Mr Kwakye Ofosu stressed that any move by the government would be guided by developments on the global market, especially the impact of geopolitical tensions on crude oil prices.
“All considerations are on the table, but it will depend on developments,” he said.
According to him, the decision will ultimately be based on what best cushions consumers while balancing the state’s fiscal needs.
Meanwhile, some Oil Marketing Companies (OMCs) have increased fuel prices ahead of the official April pricing window, following the National Petroleum Authority’s (NPA) introduction of new minimum price floors.
Leading industry player Ghana Oil Company (GOIL) announced that petrol prices have risen from GH¢12.24 to GH¢13.30 per liter, while diesel has risen from GH¢15.69 to GH¢17.10 per liter.
The company indicated in a social media post that the adjustments were influenced by the NPA’s revised price floor directive issued on March 30, 2026.
The official pricing window under Ghana’s deregulated petroleum pricing regime runs from April 1 to April 15, 2026. However, GOIL’s early move suggests OMCs are already aligning with the new regulatory thresholds.
Another major player, Star Oil, has also implemented price increases effective 8:00 a.m. on March 31. Petrol prices have gone up from GH¢12.19 to GH¢13.49 per liter, while diesel has risen from GH¢14.25 to GH¢17.97 per liter.
New Price Floors Introduced
In a circular dated March 30, the NPA announced revised minimum price floors for petroleum products for the upcoming pricing window.
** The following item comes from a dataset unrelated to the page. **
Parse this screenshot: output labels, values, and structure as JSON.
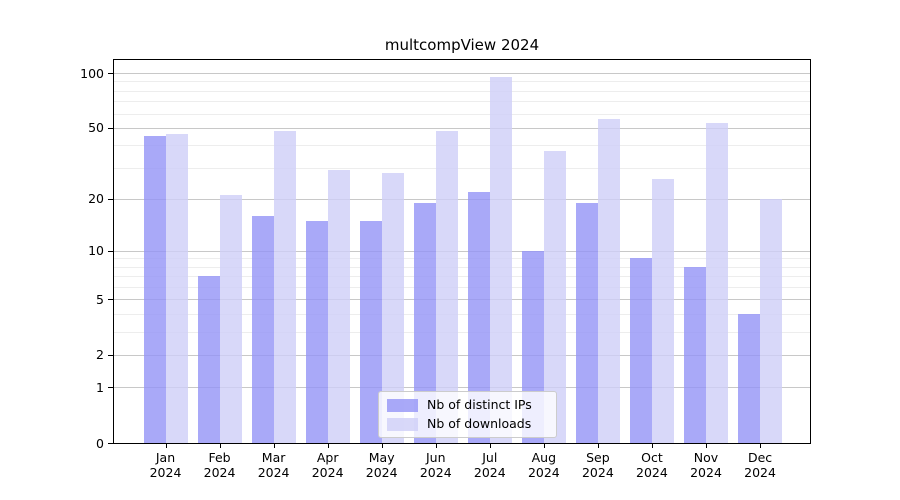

The new floors are as follows:
Petrol: GH¢13.30 per liter (up from GH¢11.57)
Diesel: GH¢17.10 per liter (up from GH¢14.35)
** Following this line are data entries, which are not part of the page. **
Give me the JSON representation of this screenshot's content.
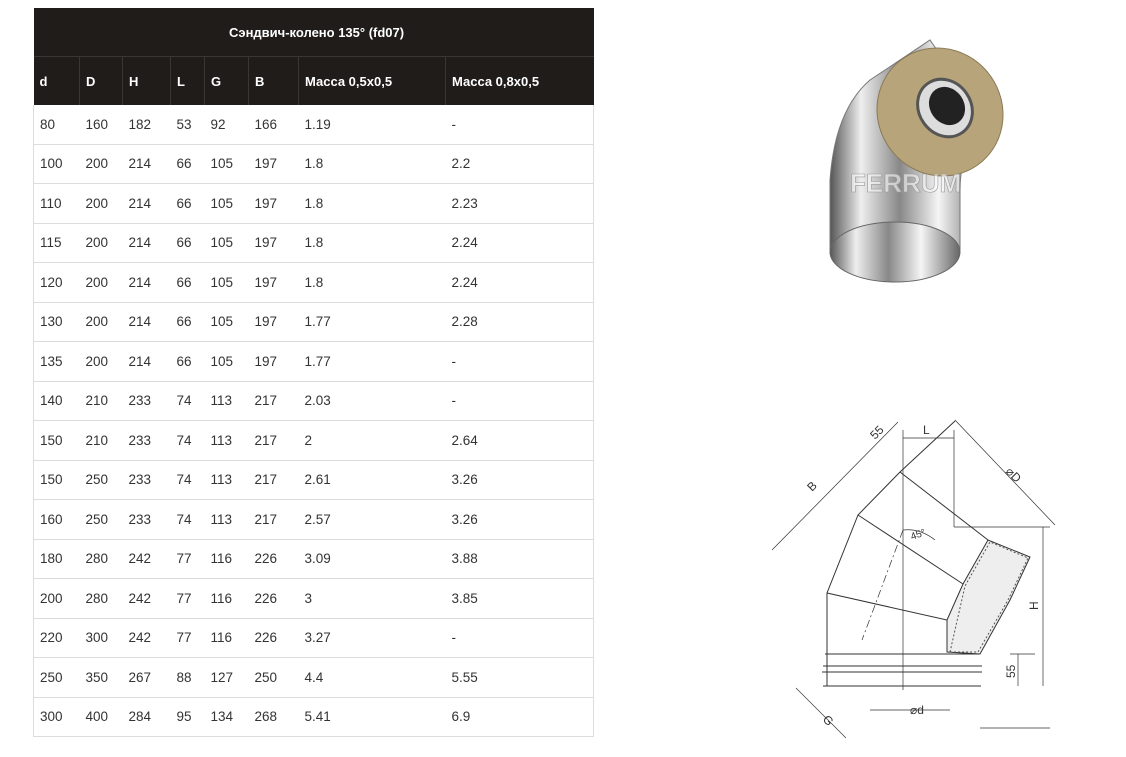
{
  "table": {
    "title": "Сэндвич-колено 135° (fd07)",
    "columns": [
      "d",
      "D",
      "H",
      "L",
      "G",
      "B",
      "Масса 0,5x0,5",
      "Масса 0,8x0,5"
    ],
    "rows": [
      [
        "80",
        "160",
        "182",
        "53",
        "92",
        "166",
        "1.19",
        "-"
      ],
      [
        "100",
        "200",
        "214",
        "66",
        "105",
        "197",
        "1.8",
        "2.2"
      ],
      [
        "110",
        "200",
        "214",
        "66",
        "105",
        "197",
        "1.8",
        "2.23"
      ],
      [
        "115",
        "200",
        "214",
        "66",
        "105",
        "197",
        "1.8",
        "2.24"
      ],
      [
        "120",
        "200",
        "214",
        "66",
        "105",
        "197",
        "1.8",
        "2.24"
      ],
      [
        "130",
        "200",
        "214",
        "66",
        "105",
        "197",
        "1.77",
        "2.28"
      ],
      [
        "135",
        "200",
        "214",
        "66",
        "105",
        "197",
        "1.77",
        "-"
      ],
      [
        "140",
        "210",
        "233",
        "74",
        "113",
        "217",
        "2.03",
        "-"
      ],
      [
        "150",
        "210",
        "233",
        "74",
        "113",
        "217",
        "2",
        "2.64"
      ],
      [
        "150",
        "250",
        "233",
        "74",
        "113",
        "217",
        "2.61",
        "3.26"
      ],
      [
        "160",
        "250",
        "233",
        "74",
        "113",
        "217",
        "2.57",
        "3.26"
      ],
      [
        "180",
        "280",
        "242",
        "77",
        "116",
        "226",
        "3.09",
        "3.88"
      ],
      [
        "200",
        "280",
        "242",
        "77",
        "116",
        "226",
        "3",
        "3.85"
      ],
      [
        "220",
        "300",
        "242",
        "77",
        "116",
        "226",
        "3.27",
        "-"
      ],
      [
        "250",
        "350",
        "267",
        "88",
        "127",
        "250",
        "4.4",
        "5.55"
      ],
      [
        "300",
        "400",
        "284",
        "95",
        "134",
        "268",
        "5.41",
        "6.9"
      ]
    ]
  },
  "product_image": {
    "watermark": "FERRUM"
  },
  "drawing": {
    "labels": {
      "B": "B",
      "L": "L",
      "D": "⌀D",
      "H": "H",
      "G": "G",
      "d": "⌀d",
      "top55": "55",
      "bottom55": "55",
      "angle": "45°"
    }
  }
}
Liquefied Petroleum Gas (LPG): GH¢10.71 per kilogram (up from GH¢10.67)
The directive requires all OMCs and LPG Marketing Companies to comply strictly with the set minimum prices.
According to the NPA, the price floors exclude premiums charged by International Oil Trading Companies and the operating margins of Bulk Import, Distribution and Export Companies (BIDECs) and OMCs, which are determined independently.
Implications for Consumers
From April 1, no OMC or LPG Marketing Company will be permitted to sell fuel below the approved price floors. Companies currently pricing below these levels are required to adjust immediately.
As a result:
Petrol cannot be sold below GH¢13.30 per liter
Diesel cannot be sold below GH¢17.10 per liter
The development is expected to lead to uniformity in fuel pricing across the market, with all major OMCs likely to align with the new thresholds.
Industry Outlook
While the NPA maintains that the price floor is necessary to ensure stability in the downstream petroleum sector, some industry players have argued that the policy limits competitive pricing, which could otherwise offer consumers some relief.
With the new pricing regime set to take full effect from April 1, consumers are expected to experience higher fuel costs in the coming weeks as OMCs adjust to the revised framework.